Dienstag, 29. Januar 2013
verdammte scheisse!
Ich mag Busfahren an sich. Wirklich. Außer dem Taxi gibt es kein öffentliches Fahrzeug, dass durch die Stadt fährt und innen nicht, oder nur schwach beleuchtet ist, so dass man bei Nacht die Lichter der Stadt betrachten kann. Das geht nur in einem Bus, wenn man einen Sitzplatz ganz vorne links neben der Fahrerkabine ergattert. WENN man einen Sitzplatz ergattert.
Ich habe inzwischen aufgegeben darauf zu achten, an welchen Tagen, zu welcher Jahres- und Tageszeit, bei welchem Wetter und welchen Luftdruckprognosen die Busse bereits komplett überfüllt oder gähnend leer an meiner Haltestation zum Stehen kommen.

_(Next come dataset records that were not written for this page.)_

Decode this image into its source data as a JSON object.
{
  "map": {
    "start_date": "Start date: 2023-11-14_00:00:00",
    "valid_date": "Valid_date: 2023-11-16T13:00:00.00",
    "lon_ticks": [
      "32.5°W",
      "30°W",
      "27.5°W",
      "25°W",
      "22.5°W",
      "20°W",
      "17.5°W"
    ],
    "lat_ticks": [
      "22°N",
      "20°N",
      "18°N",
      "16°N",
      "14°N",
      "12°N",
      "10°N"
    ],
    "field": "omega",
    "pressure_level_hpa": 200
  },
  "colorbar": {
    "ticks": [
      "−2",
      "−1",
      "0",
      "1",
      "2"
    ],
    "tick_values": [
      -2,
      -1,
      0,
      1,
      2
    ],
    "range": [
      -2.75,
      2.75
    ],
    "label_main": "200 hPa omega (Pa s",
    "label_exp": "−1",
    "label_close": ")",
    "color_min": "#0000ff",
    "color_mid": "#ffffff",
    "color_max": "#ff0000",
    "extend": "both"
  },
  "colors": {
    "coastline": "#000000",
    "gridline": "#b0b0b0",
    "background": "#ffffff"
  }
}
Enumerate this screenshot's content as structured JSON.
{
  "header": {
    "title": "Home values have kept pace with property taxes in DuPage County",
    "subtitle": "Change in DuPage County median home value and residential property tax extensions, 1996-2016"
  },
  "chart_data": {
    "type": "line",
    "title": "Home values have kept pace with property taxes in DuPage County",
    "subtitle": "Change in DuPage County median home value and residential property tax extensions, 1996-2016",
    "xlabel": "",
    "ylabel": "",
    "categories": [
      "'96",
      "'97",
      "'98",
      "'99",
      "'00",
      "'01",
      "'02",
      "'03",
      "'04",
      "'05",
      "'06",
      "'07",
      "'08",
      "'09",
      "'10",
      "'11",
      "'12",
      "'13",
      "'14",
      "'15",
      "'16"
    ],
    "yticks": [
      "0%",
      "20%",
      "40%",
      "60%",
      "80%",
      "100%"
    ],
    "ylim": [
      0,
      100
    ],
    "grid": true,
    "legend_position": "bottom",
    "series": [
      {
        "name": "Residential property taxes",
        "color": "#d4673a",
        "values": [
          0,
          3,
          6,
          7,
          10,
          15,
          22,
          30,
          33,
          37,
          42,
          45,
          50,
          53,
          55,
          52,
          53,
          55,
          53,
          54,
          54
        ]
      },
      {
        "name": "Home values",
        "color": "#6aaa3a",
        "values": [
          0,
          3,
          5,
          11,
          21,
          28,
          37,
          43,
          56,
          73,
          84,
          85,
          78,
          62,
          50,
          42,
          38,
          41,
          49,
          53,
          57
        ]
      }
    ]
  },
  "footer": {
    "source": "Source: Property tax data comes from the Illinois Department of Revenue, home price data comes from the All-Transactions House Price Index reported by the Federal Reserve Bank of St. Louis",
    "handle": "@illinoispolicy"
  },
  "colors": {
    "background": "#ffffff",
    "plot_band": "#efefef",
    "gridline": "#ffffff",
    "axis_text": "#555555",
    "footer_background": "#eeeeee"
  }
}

Halb neun Uhr morgens, ich bin auf dem Weg zur Arbeit. Der Bus rollt an und ein gewagter Blick ins Fenster verrät mir: zum Kotzen voll. Ich warte also, bis die wenigen Hanseln ausgestiegen sind, und bereite mich geistig darauf vor, wie Met in einen Wurstdarm in den Bus gequetscht zu werden. „Entschuldigung, Verzeihung, kann ich mal...“ Grimmige Gesichter, aber ein Stehplatz in der Mitte im Gang.
Ich suche nichts sehend, mit unzähligen Köpfen und Schultern vor meiner Nase, tastend nach irgend einer Möglichkeit mich festzuhalten. Man muss sich sehr schnell festhalten, wenn man nicht beim Anfahren des Busses noch tiefer in den Wurstdarm geschleudert werden will. Doch der Bus fährt nicht an – die Türen stehen noch offen.
Man braucht eigentlich nicht viel Alltagserfahrung beim Benutzen moderner und zeitgenössischer Fahrzeuge, um zu wissen, dass die Betreiber der öffentlichen Verkehrsmittel einen enormen Ergeiz auspacken, wenn es um die Sicherheit der Fahrgäste geht. Deshalb wurden Lichtschranken eingeführt. Die Türen schließen erst, wenn kein einziges Atom das Licht der Lichtschranken aufschreckt. Erst dann kann das Fahrzeug seinen Weg fortsetzten. So kann niemand zu Schaden kommen. Tolle Erfindung! Eigentlich.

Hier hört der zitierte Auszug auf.